Many Super Bowl fans arrived ticketless with the expectation they would be able to find scalpers to supply them. But tickets have been hard to come by on the secondary market because of demand from Philadelphia Eagles fans, whose team hasn't been to the Super Bowl since 1981, and the Florida law prohibiting scalping.

"It has been horrible," said Dave Johnson, a 36-year-old real estate investor from Orange County, Calif., who flew to Florida hoping to purchase tickets from a scalper for himself and his wife. "Nobody has them and everybody wants them."

Florida law prohibits selling tickets for more than $1 more than their retail value and makes scalping a second-degree misdemeanor punishable by a $500 fine. By late Friday, the Jacksonville Sheriff's Office had arrested two people accused of scalping tickets and another accused of selling counterfeit tickets at the Adam's Mark hotel.
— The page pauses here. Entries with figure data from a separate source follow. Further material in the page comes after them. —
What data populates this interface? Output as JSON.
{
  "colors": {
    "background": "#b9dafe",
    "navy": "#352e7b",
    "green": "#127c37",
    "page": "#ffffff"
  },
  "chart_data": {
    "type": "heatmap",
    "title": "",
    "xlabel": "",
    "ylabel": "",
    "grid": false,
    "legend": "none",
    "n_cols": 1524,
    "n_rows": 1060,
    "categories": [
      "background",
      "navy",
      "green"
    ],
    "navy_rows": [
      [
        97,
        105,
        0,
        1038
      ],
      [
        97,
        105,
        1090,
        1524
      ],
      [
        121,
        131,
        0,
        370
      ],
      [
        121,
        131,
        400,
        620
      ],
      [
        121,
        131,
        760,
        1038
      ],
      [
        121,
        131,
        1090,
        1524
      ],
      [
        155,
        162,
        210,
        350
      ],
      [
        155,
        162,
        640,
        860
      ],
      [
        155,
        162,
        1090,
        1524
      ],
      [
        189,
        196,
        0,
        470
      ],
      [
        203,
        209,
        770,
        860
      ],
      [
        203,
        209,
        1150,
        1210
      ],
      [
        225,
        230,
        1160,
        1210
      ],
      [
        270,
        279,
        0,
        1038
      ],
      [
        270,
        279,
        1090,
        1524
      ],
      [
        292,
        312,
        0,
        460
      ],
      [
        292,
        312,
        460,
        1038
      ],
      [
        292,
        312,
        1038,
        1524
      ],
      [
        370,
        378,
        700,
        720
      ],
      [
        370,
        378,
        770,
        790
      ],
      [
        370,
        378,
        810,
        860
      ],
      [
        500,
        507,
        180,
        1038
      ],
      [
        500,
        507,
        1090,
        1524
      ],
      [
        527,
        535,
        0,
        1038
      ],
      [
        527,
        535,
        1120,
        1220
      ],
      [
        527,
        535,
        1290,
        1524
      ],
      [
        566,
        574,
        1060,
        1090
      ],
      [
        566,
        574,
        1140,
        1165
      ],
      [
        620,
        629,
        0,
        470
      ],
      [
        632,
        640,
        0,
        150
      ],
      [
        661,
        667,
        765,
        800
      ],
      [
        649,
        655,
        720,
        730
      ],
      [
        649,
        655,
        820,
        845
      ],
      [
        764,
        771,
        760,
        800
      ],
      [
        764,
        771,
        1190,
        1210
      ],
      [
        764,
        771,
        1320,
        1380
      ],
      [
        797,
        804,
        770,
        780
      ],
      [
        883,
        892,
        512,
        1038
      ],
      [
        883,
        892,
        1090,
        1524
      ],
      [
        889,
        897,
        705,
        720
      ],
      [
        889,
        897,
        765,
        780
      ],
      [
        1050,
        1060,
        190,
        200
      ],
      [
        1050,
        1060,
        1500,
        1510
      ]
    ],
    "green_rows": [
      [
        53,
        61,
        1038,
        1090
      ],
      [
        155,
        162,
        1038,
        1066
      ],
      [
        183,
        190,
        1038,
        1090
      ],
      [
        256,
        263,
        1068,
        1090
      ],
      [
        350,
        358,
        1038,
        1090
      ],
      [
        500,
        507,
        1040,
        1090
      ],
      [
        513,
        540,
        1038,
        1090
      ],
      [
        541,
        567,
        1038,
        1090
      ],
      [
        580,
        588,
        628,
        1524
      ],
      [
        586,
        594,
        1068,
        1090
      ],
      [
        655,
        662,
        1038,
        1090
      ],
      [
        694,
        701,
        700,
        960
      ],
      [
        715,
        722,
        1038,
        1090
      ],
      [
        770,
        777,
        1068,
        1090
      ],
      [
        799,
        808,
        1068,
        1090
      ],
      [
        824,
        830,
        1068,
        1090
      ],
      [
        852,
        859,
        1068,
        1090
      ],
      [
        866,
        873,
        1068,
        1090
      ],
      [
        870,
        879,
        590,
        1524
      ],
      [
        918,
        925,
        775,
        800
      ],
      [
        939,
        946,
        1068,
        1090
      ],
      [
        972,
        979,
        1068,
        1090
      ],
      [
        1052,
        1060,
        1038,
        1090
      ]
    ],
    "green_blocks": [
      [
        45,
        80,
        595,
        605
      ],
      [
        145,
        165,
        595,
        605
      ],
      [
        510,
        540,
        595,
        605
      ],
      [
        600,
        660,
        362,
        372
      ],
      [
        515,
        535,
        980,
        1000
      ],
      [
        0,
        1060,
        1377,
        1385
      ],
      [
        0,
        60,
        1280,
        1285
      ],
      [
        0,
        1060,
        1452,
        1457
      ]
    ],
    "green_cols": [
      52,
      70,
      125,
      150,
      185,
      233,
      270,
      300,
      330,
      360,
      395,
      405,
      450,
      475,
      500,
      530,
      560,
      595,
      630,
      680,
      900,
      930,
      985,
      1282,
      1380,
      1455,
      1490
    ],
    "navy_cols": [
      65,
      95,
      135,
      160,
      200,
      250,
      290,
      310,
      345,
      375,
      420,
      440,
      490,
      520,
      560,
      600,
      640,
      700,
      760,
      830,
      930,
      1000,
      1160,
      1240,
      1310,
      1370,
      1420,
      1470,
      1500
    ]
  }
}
"Beware," said Chief Alton Kelly of the Jacksonville Sheriff's Office. "We encourage folks not to go out and buy these tickets from these individuals because we do know for a fact that a number are counterfeit and once you buy them, they're yours."

Deputies in street clothes were working on antiscalping details during Super Bowl weekend. The threat of enforcement created an atmosphere of caution for the scalping trade, which has thrived in past Super Bowl host cities where it's allowed.

"This is the toughest Super Bowl I've ever gone to in the past decade," said Jay Lindsey, a 32-year-old longshoreman from Los Angeles as he stood outside the Adam's Mark hotel, asking passers-by if they had tickets. Last year in Houston, he said he paid a scalper $1,200 for a Super Bowl ticket.

The price of Super Bowl tickets on the secondary market in past years resembles a bell curve, with prices reaching a peak and then slowly descending the closer to kickoff time. But this year, ticket prices haven't decreased, said Anthony Rodio, vice president of marketing for StubHub, an eBay-like company that specializes in ticket sales.

The average price for a ticket sold on StubHub's Web site was $2,700 and expected to rise to $3,000 before game time, Rodio said. "This is a unique Super Bowl in that prices are rising up until the event," Rodio said. "The supply is so tight."

Anthony, the prospective scalper, said he had also posted his ticket on eBay in hopes of finding a buyer. If he ended up selling his ticket to someone he met on the street, he said he intended to throw in an item, such as an ink pen, in the transaction to circumvent the scalping law.